I feel that the organisation of my own specialty in the independent sector, anaesthetics, needs particular scrutiny. The Royal College of Anaesthetists has introduced an accreditation process whereby a hospital can have its anaesthetic service reviewed and accredited as appropriate. In principle, this is a robust governance process. However, to date none of the Independent Healthcare Providers has embraced the concept. To my mind this is because they don’t have to. In other words, the independent sector does what it needs to in order to meet current requirements, but no more. The IHPs tend to report surgical outcomes as a reflection of the ‘quality of their surgeons’ without applying the same standards of governance to the service specialties as are applied in NHS hospitals. This is, in part, because the surgeon is the cornerstone of their marketing approach.
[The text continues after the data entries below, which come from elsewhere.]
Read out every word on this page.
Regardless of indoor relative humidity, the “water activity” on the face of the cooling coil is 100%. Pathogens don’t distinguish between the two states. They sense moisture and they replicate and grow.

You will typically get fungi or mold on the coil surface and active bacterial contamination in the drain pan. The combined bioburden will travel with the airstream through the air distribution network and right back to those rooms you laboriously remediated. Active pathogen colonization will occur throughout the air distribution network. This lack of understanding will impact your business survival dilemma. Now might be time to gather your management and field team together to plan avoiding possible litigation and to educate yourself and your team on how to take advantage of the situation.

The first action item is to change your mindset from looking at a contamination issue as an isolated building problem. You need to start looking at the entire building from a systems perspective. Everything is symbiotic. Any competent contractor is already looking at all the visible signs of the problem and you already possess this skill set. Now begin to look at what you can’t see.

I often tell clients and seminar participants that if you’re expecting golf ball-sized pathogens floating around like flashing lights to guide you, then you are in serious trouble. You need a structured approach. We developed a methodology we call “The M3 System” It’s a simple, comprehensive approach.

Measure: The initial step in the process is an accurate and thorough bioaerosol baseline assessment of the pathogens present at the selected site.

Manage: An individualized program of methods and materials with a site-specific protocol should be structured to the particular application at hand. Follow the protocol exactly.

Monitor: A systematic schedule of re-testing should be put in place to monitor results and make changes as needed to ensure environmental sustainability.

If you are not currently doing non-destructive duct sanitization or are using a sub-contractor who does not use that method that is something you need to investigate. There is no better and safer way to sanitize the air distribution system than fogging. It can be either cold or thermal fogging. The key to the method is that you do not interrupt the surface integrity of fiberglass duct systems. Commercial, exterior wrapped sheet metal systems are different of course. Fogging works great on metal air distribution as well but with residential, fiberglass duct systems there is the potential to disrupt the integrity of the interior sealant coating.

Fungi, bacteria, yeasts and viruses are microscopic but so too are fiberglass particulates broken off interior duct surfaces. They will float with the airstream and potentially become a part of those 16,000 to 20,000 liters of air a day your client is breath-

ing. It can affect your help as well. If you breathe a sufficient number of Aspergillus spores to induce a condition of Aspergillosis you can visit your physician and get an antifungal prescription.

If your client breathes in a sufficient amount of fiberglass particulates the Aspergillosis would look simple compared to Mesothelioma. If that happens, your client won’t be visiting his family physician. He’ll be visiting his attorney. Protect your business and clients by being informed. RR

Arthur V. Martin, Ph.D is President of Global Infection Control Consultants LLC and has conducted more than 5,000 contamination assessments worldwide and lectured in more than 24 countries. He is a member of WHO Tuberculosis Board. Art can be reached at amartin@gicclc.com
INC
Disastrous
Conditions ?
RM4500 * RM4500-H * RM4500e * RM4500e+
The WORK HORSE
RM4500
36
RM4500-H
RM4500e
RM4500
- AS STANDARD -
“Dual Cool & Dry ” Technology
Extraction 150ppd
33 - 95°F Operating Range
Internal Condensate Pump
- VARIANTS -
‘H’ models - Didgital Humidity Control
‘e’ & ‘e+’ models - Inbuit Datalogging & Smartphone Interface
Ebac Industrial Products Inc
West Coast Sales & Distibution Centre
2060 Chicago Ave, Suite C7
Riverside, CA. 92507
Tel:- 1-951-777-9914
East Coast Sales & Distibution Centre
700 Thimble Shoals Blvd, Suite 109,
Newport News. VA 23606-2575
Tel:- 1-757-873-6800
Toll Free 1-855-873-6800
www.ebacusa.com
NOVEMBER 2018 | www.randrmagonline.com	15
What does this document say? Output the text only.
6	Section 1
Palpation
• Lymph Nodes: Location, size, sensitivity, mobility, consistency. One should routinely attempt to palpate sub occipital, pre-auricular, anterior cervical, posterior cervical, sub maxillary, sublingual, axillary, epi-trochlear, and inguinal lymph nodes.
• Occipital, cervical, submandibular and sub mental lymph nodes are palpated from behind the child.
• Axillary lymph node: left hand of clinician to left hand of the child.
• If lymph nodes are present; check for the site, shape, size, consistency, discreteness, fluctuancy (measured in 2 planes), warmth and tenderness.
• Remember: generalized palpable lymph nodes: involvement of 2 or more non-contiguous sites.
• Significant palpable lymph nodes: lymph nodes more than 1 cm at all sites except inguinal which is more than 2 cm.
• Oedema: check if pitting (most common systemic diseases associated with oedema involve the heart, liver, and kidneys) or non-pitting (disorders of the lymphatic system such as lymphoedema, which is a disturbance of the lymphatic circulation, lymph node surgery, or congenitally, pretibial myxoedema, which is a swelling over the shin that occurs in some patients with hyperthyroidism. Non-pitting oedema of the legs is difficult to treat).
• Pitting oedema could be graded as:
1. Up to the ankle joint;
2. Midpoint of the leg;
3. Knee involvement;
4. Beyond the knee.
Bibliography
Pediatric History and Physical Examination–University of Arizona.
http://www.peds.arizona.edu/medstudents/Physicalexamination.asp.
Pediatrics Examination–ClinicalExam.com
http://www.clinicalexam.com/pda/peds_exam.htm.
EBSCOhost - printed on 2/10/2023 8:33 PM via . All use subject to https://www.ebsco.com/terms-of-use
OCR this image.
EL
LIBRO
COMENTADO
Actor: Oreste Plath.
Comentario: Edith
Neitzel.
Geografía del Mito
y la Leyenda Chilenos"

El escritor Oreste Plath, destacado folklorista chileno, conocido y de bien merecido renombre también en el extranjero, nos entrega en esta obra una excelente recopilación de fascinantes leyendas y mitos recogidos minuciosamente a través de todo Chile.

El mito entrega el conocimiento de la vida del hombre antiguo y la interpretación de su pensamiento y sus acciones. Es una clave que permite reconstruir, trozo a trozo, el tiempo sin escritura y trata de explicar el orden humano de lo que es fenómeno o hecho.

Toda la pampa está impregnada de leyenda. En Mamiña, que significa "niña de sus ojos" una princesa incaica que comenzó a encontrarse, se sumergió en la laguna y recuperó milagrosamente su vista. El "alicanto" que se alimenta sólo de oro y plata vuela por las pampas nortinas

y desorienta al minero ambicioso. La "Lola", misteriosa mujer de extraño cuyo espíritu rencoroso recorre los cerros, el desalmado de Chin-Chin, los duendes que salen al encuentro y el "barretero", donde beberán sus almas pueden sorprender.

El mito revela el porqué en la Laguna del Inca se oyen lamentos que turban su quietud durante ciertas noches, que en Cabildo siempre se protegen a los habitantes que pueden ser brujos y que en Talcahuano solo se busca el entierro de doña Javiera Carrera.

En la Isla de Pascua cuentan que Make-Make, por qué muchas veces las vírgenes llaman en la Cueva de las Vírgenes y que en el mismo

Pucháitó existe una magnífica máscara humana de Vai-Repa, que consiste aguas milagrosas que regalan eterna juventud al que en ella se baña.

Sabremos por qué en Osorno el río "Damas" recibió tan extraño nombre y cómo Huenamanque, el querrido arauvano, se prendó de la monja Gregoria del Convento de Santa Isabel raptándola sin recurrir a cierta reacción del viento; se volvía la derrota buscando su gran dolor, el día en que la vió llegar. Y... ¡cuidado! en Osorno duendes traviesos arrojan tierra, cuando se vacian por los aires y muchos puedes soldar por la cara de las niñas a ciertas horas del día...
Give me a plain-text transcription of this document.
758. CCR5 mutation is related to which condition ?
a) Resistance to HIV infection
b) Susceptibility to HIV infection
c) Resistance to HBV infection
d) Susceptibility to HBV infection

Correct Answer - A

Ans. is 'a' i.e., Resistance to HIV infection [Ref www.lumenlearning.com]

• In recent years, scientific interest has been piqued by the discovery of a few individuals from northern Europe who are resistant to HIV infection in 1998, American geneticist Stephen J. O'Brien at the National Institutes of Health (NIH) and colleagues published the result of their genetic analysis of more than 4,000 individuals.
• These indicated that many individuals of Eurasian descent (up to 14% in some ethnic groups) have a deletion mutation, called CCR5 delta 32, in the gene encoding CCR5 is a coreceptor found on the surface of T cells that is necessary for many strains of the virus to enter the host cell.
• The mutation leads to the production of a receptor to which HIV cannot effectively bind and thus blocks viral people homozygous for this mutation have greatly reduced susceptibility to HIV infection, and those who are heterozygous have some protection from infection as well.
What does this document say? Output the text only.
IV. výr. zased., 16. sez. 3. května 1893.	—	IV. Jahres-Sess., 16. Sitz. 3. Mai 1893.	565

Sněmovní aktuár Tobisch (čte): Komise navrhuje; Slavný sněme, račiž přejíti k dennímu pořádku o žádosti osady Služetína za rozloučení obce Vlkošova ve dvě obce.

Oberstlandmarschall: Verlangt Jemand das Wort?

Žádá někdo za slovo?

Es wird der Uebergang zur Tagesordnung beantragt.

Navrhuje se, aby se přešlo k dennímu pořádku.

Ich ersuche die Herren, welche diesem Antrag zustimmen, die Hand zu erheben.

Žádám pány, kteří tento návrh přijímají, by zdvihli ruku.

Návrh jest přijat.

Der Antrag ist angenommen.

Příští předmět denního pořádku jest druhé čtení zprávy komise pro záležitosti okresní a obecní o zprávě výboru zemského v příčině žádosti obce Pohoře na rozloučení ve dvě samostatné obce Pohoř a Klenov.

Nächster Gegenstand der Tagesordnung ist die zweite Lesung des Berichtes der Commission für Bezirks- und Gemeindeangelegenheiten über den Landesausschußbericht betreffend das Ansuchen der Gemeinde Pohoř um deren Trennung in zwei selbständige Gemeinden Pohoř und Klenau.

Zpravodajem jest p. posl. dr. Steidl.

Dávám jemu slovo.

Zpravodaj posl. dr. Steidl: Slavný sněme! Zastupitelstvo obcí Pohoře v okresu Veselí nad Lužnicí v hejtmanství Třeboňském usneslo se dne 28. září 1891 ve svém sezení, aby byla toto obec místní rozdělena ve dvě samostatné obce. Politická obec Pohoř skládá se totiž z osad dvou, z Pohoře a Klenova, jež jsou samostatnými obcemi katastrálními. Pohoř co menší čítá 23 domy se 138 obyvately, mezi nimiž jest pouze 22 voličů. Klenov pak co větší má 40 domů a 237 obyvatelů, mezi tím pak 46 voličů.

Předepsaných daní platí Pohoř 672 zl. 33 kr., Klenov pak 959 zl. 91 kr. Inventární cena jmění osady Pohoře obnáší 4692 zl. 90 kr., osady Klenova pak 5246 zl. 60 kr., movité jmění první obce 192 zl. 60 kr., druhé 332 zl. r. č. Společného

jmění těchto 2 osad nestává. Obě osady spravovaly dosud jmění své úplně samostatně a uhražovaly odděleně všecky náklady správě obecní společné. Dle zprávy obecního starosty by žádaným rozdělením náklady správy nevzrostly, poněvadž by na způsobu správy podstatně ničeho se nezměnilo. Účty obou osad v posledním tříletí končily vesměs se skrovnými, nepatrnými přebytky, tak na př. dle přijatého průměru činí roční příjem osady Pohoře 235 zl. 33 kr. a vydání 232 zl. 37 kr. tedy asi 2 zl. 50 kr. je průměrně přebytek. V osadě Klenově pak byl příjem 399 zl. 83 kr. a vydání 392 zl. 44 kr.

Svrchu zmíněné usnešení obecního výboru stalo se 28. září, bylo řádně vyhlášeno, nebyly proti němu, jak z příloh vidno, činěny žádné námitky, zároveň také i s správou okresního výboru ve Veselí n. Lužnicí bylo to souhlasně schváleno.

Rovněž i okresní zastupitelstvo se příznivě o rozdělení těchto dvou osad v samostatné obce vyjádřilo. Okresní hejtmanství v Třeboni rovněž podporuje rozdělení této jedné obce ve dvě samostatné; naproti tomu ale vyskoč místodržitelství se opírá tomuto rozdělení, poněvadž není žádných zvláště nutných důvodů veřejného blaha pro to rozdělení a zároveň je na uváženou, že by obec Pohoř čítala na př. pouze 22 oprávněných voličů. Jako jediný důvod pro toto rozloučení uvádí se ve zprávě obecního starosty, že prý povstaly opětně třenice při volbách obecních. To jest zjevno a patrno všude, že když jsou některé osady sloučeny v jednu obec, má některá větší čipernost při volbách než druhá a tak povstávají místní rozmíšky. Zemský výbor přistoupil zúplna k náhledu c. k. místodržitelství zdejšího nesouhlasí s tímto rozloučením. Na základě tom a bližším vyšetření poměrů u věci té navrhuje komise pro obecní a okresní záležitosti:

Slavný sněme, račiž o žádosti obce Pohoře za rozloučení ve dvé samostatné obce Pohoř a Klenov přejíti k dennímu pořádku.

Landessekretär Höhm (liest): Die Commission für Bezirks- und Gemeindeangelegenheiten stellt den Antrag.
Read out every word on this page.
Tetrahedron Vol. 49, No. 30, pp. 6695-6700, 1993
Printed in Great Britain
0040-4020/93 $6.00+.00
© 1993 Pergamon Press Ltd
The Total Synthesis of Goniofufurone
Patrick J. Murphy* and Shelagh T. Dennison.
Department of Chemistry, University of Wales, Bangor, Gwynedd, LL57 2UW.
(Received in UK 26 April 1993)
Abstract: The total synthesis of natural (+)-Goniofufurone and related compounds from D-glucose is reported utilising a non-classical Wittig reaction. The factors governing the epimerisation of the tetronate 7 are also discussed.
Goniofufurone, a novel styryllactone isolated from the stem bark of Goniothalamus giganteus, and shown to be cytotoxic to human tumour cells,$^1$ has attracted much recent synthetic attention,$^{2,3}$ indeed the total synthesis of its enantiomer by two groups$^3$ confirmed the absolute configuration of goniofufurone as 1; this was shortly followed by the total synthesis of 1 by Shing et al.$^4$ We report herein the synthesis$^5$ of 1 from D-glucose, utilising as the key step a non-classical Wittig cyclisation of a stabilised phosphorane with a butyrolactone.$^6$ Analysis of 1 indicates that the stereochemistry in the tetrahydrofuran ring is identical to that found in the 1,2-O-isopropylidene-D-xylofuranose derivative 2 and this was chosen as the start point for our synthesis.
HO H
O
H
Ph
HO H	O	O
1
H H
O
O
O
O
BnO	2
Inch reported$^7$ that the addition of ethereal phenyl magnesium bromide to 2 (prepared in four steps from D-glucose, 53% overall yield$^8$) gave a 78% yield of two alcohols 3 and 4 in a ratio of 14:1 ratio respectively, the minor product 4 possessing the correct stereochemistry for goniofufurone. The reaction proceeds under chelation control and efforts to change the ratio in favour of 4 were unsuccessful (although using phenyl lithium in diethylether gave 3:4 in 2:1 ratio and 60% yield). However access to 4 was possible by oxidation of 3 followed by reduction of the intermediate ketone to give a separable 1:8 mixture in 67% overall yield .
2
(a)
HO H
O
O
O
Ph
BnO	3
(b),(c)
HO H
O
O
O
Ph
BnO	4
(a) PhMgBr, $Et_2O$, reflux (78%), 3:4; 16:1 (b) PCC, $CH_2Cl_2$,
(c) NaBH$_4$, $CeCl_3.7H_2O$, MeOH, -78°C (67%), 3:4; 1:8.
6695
As a result, little attention is paid to the organisation of anaesthesia. For example, there still exists in many private hospitals what is to my mind the outdated practice in which a surgeon organises his/her own anaesthetic cover. Of course I agree with the idea that a surgeon should be able to work regularly with the same anaesthetist. That in itself is good practice. However, the anaesthetist should be accountable to the same governance processes as in the NHS and should not work as a sole practitioner. Organisation of anaesthetic services in the independent sector was raised in the case of David Sellu (a surgeon who was held responsible for the neglect of a patient who died in a private hospital) as the coroner felt the lack of structure (including a last-minute difficulty in finding an anaesthetist) contributed to the failings in the care of the patient concerned.
These are just a few of the issues which I feel could be explored further. NHS commissioners approve tenders for services and rely on regulators such as the Care Quality Commission to measure standards. However, does what they measure reflect the full picture and is it in the best interests of all patients cared for outside the mainstream NHS?